Platforms SHOULD emit, under a reverse-domain key in signals, the same key-value event and attribution pairs they would encode as URL query parameters on the equivalent browser-based landing flow, enabling businesses to use them with existing analytics integrations.

Example:

"signals": {
  "dev.ucp.buyer_ip": "203.0.113.1",

  "com.google.event": {
    "utm_source": "google", "utm_medium": "cpc", "utm_campaign": "spring_2026",
    "utm_id": "18234567890", "gclid": "EAIaIQobChMI...", "gbraid": "WVLA4QjBkaJk...",
    "ad_group_id": "142345"
  },
  "com.meta.event": {
    "utm_source": "meta", "utm_medium": "paid_social", "utm_campaign": "spring_sale",
    "fbclid": "IwY2xjaw...", "fbc": "fb.1.1710300000000.IwY2xjaw...",
    "fbp": "fb.1.1710300000000.1234567890", "event_id": "evt_abc123"
  }, 
 ...
}

Existing attribution systems own the vocabulary, UCP is the pipe. This gives each platform full control over how they model attribution, same as they do on the web today, and most importantly there is 1:1 parity between web (parsed window.location.search) vs. agent-provided attribution. The merchant takes the signals and forwards them verbatim to their existing infrastructure, no remapping, etc.
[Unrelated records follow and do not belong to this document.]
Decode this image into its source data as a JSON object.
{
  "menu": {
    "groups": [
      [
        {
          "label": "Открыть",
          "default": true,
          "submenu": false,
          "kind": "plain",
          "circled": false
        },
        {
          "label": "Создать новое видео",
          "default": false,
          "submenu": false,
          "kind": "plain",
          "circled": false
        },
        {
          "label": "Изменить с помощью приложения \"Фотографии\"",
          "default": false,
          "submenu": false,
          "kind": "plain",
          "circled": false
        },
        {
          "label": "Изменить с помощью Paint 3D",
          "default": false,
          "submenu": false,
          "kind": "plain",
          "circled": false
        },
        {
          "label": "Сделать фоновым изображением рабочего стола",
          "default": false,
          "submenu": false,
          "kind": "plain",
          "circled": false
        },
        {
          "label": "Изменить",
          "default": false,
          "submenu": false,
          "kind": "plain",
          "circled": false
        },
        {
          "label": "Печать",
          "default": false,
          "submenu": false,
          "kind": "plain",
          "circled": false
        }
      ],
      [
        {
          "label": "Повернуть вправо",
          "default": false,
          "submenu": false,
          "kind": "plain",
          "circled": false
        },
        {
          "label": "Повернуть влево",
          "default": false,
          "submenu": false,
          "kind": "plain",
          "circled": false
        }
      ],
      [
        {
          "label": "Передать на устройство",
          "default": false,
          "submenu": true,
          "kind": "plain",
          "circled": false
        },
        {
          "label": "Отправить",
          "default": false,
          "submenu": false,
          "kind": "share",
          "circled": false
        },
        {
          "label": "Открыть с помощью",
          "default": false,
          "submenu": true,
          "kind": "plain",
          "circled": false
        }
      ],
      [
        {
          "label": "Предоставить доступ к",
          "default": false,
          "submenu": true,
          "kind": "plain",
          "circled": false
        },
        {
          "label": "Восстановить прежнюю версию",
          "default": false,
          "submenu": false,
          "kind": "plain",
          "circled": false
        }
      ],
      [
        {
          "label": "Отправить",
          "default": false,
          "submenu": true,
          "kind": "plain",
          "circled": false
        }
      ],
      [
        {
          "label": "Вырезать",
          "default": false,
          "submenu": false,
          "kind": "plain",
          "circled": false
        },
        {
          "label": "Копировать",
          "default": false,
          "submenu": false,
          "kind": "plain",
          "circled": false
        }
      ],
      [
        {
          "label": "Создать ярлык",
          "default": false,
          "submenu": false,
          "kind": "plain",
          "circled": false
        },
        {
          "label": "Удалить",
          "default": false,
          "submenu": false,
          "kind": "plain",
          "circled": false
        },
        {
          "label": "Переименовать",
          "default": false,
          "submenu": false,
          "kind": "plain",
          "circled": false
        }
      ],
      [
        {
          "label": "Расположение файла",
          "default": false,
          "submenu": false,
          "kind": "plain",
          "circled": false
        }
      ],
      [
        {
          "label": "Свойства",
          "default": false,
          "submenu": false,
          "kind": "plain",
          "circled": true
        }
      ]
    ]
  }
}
Why signals is appropriate

  • Provenance match — platform-asserted, write-only, observational.
  • Covers the full journey — catalog → cart → checkout → order.
  • Namespace safetypropertyNames prevents com.google.event / com.meta.event collisions.

Only adjustment would be to update the description from "authorization and abuse prevention" to include marketing/referral provenance. Beyond that, we can document a best-practice and pattern for how platforms should emit this signal, but we don't need to define a unified schema -- each platform maps its existing attribution signals.

This path also eliminates the need for merchant to advertise support: this is a platform signal, its presence/absence does not change anything about the response or API shape offered by the merchant -- same contract as on the web, these signals are provided by the referrer and consumed at-will by the business.